ハリケーンHeleneの例では、2024年9月24日0時(協定世界時)に出した予報の平均進路誤差が、米国立ハリケーンセンター(NHC)の公式予報で110.6km、Aurora 1.5で58.4km、Aurora 1.5 ENSの平均で26.3kmだった。上陸地点も捉え、32本のうち24本が実際の進路を包んだ。一方、移動は約6時間速く予測している。

Helene一例の数字を、NHCに対する一般的な勝率へ広げるべきではない。NHCの公式進路予報は複数モデルと予報官の判断を統合する。2024年の大西洋では、12時間から120時間まで全ての予報時間で過去最高の平均進路精度を記録し、96時間と120時間では個別モデルを上回った。Aurora 1.5が加わる価値は、公式予報を置き換えることより、予報官が比較できる独立した分布を一つ増やすことにある。

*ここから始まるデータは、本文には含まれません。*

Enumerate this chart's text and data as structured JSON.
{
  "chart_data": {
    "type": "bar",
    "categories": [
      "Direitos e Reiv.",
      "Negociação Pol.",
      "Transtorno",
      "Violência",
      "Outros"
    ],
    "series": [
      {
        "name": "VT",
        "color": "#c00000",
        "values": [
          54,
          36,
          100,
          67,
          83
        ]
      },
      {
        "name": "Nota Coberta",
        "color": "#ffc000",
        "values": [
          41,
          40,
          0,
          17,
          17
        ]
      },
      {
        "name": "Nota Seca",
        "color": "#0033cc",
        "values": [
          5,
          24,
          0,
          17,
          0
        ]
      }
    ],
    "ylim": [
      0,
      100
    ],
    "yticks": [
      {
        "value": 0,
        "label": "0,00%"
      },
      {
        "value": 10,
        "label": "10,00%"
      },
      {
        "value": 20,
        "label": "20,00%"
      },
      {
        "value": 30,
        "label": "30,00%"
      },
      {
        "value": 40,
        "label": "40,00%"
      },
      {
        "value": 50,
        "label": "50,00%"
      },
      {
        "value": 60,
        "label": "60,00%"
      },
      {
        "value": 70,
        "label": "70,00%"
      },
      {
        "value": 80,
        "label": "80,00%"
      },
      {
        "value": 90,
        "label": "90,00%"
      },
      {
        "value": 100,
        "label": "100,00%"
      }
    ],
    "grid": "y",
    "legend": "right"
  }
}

「88.9%でECMWF超え」と現在のAI競争を混同しない

Microsoftの論文は、Aurora 1.5 ENSがECMWFの物理ベースENSより、評価した変数と予報時間の組み合わせの88.9%で良いCRPSを得たと報告する。対象は上空の高度、気温、比湿と地表付近5変数で、1〜10日先を測った。2024年の月曜・木曜に始まる103回の予報を使い、両モデルを50メンバーで比べている。

この88.9%は全ての天気、地域、災害で勝った割合ではない。Aurora側はECMWF ENSが作った摂動済みの初期条件を0時間と6時間の入力に利用した。最初の18時間は一部の変数でECMWF ENSに劣り、10日目の2m気温や上空200hPaの高度にも弱さが残る。予報の幅を大きくしてCRPSを改善した一方、研究チームは広げすぎの傾向も認めている。

競争相手の時間も止まっていない。ECMWFは2026年5月12日、AIアンサンブルのAIFS ENS v2を運用に入れた。15日先までを約31kmで計算し、熱帯低気圧向けにはAIFS Singleを含む52メンバーを提供する。Aurora 1.5の論文は、物理ベースENSと比較したが、AIFS ENS v2や他の確率型AIモデルを含む横断評価は対象外とした。

Aurora 1.5は、AI気象予報を「最もありそうな一本」から「起こり得る範囲」へ移す有力な実装である。公開モデルが実務に入る条件は、次の台風シーズンで進路に続いて強度や降水もリアルタイムに検証され、既存の物理モデルとAIFS ENS v2を合わせた運用系の中で、予報官の判断をどれだけ改善できるかにかかっている。